Your Good Credit Doesn't Mean You Have Good Money Habits

By Dan Rafter on 12 October 2017 0 comments

Your credit score is great. You have no trouble qualifying for auto or mortgage loans. Credit card providers stuff your mailbox with offers for rewards-laden cards. You're obviously practicing good money habits, right?

Not necessarily. It is possible to have a high credit score while still struggling with bad financial habits. Don't let your solid score blind you to these key money mistakes that could cause you financial pain.

Carrying a balance on your credit card

If you charge items on your credit cards each month and make at least your minimum required monthly payments, that will boost your credit score. And if you have high enough credit limits, carrying a moderate balance on your credit cards each month won't drag your score down too much.

But carrying a balance on a credit card, even if it isn't preventing you from having a high credit score, is a big financial mistake. It's not unusual for cards to come with interest rates of 17 percent, 18 percent, or even 20 percent. If you carry a balance on your cards from month to month, those high rates can cause your credit card debt to soar.

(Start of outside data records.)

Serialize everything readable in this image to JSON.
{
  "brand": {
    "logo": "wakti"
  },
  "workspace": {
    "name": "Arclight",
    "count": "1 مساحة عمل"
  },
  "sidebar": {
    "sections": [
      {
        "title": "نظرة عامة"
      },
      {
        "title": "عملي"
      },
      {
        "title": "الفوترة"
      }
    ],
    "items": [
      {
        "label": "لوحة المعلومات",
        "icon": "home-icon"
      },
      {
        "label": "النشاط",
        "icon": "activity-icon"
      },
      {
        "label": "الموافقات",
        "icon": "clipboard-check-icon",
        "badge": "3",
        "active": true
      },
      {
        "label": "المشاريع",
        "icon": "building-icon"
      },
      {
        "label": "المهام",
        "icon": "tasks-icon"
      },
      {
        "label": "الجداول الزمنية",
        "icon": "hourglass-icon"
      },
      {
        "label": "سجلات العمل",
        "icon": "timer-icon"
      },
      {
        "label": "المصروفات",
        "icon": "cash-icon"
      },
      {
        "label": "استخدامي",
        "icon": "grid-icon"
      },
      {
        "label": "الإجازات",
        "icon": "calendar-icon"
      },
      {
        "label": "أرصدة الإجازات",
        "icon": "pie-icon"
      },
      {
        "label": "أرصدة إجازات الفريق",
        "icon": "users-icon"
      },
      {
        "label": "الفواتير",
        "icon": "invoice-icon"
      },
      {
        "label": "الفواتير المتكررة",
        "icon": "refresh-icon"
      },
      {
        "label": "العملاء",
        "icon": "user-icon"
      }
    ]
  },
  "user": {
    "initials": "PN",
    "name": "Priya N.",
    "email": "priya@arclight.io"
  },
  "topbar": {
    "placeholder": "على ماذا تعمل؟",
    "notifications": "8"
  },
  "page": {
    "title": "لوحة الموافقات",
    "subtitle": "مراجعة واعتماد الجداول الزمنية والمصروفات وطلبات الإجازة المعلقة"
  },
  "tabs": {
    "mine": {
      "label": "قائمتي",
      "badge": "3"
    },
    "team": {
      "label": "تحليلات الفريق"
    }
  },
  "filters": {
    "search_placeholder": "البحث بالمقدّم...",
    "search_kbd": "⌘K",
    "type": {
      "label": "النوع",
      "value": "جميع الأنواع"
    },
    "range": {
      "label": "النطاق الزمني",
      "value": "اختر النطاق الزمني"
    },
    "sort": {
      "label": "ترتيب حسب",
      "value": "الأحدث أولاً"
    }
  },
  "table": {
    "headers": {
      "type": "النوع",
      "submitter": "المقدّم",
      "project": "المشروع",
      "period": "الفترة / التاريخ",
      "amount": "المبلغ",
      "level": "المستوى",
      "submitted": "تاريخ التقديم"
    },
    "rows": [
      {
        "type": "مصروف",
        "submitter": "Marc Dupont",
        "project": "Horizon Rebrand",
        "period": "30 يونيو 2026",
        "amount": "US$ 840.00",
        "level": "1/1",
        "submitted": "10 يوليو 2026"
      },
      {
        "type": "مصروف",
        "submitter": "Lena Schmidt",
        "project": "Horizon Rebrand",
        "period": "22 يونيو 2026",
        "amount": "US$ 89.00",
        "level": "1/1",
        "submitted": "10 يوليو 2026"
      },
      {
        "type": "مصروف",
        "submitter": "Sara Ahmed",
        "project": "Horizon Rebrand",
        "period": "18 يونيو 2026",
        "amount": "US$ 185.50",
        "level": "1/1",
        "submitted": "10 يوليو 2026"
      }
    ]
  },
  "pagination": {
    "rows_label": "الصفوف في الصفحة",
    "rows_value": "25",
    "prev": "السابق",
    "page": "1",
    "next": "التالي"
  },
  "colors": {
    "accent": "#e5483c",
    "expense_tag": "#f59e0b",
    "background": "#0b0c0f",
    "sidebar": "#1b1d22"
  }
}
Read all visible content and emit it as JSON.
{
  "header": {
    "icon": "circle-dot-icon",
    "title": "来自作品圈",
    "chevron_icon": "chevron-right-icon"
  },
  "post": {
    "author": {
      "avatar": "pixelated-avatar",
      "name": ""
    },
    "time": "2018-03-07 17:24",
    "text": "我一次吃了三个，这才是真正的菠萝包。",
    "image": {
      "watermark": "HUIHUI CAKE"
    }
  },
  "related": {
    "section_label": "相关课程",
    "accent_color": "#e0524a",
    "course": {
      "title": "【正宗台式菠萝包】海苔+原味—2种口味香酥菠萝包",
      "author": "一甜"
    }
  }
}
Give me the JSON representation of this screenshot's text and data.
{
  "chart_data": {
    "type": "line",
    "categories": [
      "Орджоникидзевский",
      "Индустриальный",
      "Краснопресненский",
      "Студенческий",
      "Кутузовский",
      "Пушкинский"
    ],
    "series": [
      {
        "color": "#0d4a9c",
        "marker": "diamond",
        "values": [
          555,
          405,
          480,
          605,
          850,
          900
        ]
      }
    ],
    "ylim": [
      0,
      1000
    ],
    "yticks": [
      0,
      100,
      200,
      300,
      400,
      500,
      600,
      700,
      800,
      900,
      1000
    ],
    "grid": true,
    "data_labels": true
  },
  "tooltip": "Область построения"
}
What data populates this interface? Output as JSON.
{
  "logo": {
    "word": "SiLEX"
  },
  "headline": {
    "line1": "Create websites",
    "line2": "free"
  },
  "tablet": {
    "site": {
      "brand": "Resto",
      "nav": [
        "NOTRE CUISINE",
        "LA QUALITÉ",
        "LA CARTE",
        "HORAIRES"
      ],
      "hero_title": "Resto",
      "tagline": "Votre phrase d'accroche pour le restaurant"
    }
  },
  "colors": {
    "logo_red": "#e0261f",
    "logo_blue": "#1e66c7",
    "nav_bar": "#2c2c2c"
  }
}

The better move? Only charge what you can afford to pay back in full each month. That will help maintain your good credit score without leaving you with an ever-growing pile of credit card debt. (See also: The Fastest Method to Eliminate Credit Card Debt)

You're not saving anything

Maybe you pay all of your bills on time. Maybe you don't have any credit card debt at all. But if you don't have any savings, that's not a good financial sign.

How much you've saved, or haven't saved, doesn't impact your credit score. Whether you have $20,000 in a savings account or $100, your credit score won't budge either way. It's important to have a strong credit score and to pay your bills on time, of course. But not having any money leftover to build a savings is a bad money move. (See also: 4 Easy-to-Fix Reasons Your Savings Account Isn't Growing)

You've never built an emergency fund

An emergency fund is a bit like having savings; only with this kind of fund, you're saving money, usually in a low-risk savings account, specifically to cover unexpected financial emergencies. That way, if you suddenly must shell out thousands of dollars to repair your car, you won't have to resort to charging this expense on a credit card. You can take the funds out of your emergency fund instead.

Also like savings, you can have a high credit score and no emergency fund. Having a high credit score is no excuse for not building this financial safety net. (See also: How to Balance Saving for Retirement, Emergency Fund, and Paying Off Debt)

You're way behind on saving for retirement

It's possible to enter your golden years with a stellar credit score but no money saved for retirement. That's because the amount of money you've socked away in an IRA or 401(k) plan is not factored into your credit score.

Don't let your strong credit score, and your easy access to loans and strong credit cards, blind you to the fact that you're not saving enough for retirement. It's nice to have a good credit score after you've left the working world, but that score won't mean much if you can't afford to pay your bills. (See also: How Much Should You Have Saved for Retirement by 30? 40? 50?)

You're struggling to pay the bills each month

You might never miss a utility bill, mortgage payment, or auto payment. But what if covering these bills each month is a constant financial struggle? What if you never have enough money left over to invest or deposit into an emergency or retirement fund? Your credit score won't suffer, but your financial health is a different story. (See also: How to Escape the Paycheck-to-Paycheck Cycle)

Again, it's easy to let a high credit score trick you into thinking you're in solid financial shape. But if paying the bills is a tightrope act each month, your high credit score is merely hiding deeper financial problems. One unexpected financial hiccup — such as a blown hot water heater or leaking roof — could suddenly set you back. And then you might not be able to cover every bill when the due dates arrive. (See also: Pay These 6 Bills First When Money Is Tight)

The key is to focus on both increasing your savings while continuing to take the steps that have led you to a solid credit score. Cut back on your optional spending to start building savings and an emergency fund. Open a 401(k) plan or an IRA to start saving for retirement. Even saving a little each month is better than doing nothing.